Poco importa che la «location epica» dello scontro, trasmesso in mondovisione sulle reciproche piattaforme social, non sarà come invece desiderato il Colosseo (forse Pompei, con i pronti auspici del sindaco). E sia chiaro: che all’interno del patrimonio archeologico si tengano spettacoli e manifestazioni, come già avviene, è sintomo di vitalità e di continuità d’uso. Se poi sono di qualità, anche se popolari, meglio. Così come va benissimo che si instaurino progetti di medio o lungo corso di parternariato pubblico-privato, come altre volte documentato in queste pagine, se fondati su presupposti culturali e di crescita civile. Infine, se i due uomini tra i più ricchi e pure più potenti del globo decidono liberamente di sfidarsi a duello, è una scelta loro (che con grandi probabilità sigilla simbolicamente un’epoca). Il fatto che desiderino farlo in Italia all’interno di un anfiteatro romano (non diciamo loro che ce ne sono di grandi e di integri anche in Francia, in Croazia, in Tunisia... tutti assolutamente romanissimi) è indice semmai di un’idea di storia che si ferma a Hollywood – sebbene almeno attraverso il Gladiatore dovrebbero ricordarsi che l’unico imperatore a scendere nell’arena per combattere fu il non brillantissimo Commodo, per il quale tra l’altro alla morte per congiura fu decretata la damnatio memoriae. Ma accettare entusiasticamente che quello scontro, che di proporzioni epiche ha soltanto il livello di kitsch, avvenga all’interno del patrimonio culturale della nazione è un problema vero, perché evidenzia i limiti di visione di cosa sia davvero un patrimonio culturale (e mettiamo in stand by la nazione). Se fosse un fatto di disneyficazione della storia sarebbe ancora quasi sopportabile. Qui però il modello è Las Vegas.

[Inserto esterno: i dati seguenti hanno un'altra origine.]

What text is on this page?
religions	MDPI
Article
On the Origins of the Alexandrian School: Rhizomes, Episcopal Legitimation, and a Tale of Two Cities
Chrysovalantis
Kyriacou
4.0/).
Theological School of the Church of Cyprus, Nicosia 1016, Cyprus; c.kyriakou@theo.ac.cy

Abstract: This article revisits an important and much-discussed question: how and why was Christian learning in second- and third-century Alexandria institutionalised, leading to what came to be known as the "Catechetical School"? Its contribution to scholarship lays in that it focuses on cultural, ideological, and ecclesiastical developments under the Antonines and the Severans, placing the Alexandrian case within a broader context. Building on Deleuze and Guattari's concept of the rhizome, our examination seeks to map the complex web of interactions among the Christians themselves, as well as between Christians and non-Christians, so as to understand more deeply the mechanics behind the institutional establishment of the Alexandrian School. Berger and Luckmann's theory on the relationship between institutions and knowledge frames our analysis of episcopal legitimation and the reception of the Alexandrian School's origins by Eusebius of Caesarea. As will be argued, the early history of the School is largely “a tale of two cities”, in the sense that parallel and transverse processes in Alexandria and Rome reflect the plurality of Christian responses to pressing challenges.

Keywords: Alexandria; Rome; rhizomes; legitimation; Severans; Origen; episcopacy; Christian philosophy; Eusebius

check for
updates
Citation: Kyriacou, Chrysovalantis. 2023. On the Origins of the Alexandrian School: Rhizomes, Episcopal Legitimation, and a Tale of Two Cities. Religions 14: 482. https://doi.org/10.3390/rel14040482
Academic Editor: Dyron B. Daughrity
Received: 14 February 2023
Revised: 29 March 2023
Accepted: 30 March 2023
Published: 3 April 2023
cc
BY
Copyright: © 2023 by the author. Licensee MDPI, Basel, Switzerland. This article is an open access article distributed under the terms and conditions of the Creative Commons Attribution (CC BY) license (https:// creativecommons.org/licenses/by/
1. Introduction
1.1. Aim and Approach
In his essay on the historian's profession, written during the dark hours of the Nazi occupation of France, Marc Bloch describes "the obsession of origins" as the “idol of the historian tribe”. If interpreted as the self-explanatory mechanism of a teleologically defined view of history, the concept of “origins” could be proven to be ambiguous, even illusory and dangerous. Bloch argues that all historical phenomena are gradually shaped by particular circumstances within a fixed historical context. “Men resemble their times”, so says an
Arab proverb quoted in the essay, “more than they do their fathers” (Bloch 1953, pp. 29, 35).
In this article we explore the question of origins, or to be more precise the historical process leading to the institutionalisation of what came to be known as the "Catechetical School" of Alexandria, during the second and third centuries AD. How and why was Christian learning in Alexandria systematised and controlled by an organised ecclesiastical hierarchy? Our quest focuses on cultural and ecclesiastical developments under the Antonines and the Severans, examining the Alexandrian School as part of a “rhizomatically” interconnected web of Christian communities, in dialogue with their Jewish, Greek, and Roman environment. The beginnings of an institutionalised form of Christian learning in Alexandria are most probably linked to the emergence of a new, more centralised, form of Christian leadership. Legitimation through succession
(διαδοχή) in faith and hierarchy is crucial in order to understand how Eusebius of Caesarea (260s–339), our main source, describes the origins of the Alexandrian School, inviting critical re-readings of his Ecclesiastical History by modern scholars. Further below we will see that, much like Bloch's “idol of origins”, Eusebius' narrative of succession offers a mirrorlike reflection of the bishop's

Chi è favorevole all’operazione sogna già giganteschi ritorni di immagine. Ma è davvero questa l’immagine che vogliamo veicolare nel mondo? (Pensando alla campagna “Open to Meraviglia”, forse davvero sì). Tutto questo mentre solo pochi mesi fa lo stesso ministero esultava per la sentenza del Tribunale di Firenze che, condannando l’uso pubblicitario del David di Michelangelo, enucleava un controverso diritto alla salvaguardia dell’immagine del patrimonio culturale come “espressione del diritto costituzionale all’identità collettiva dei cittadini che si riconoscono nella medesima Nazione”. Una difesa dell’identità collettiva che per magia svanisce davanti alla pecunia la quale, come noto, non olet. E forse – sia concesso di avanzare almeno il dubbio – davanti anche a un pizzico di vanità umanissima che però fa dimenticare il valore comune del bene. Proprio per questo i problemi sollevati dalla vicenda non sono una questione di snobismo, ma di dignità. Dignità che nello studio, nella cura e nella autentica valorizzazione della storia e della cultura ha alcune delle fonti più profonde, capaci di alimentare il fiume della cittadinanza. Una dignità che però non ha prezzo. La sola idea della proposta indecente è umiliante. Ed è difficile non pensare alla “serva Italia” di Dante – il padre della cultura di destra secondo Sangiuliano. C’erano tante risposte possibili alla richiesta di Musk e Zuckerberg. Prendendo a prestito le parole di Bartleby, scrivano a Wall Street, si poteva anche dire “Preferirei di no”.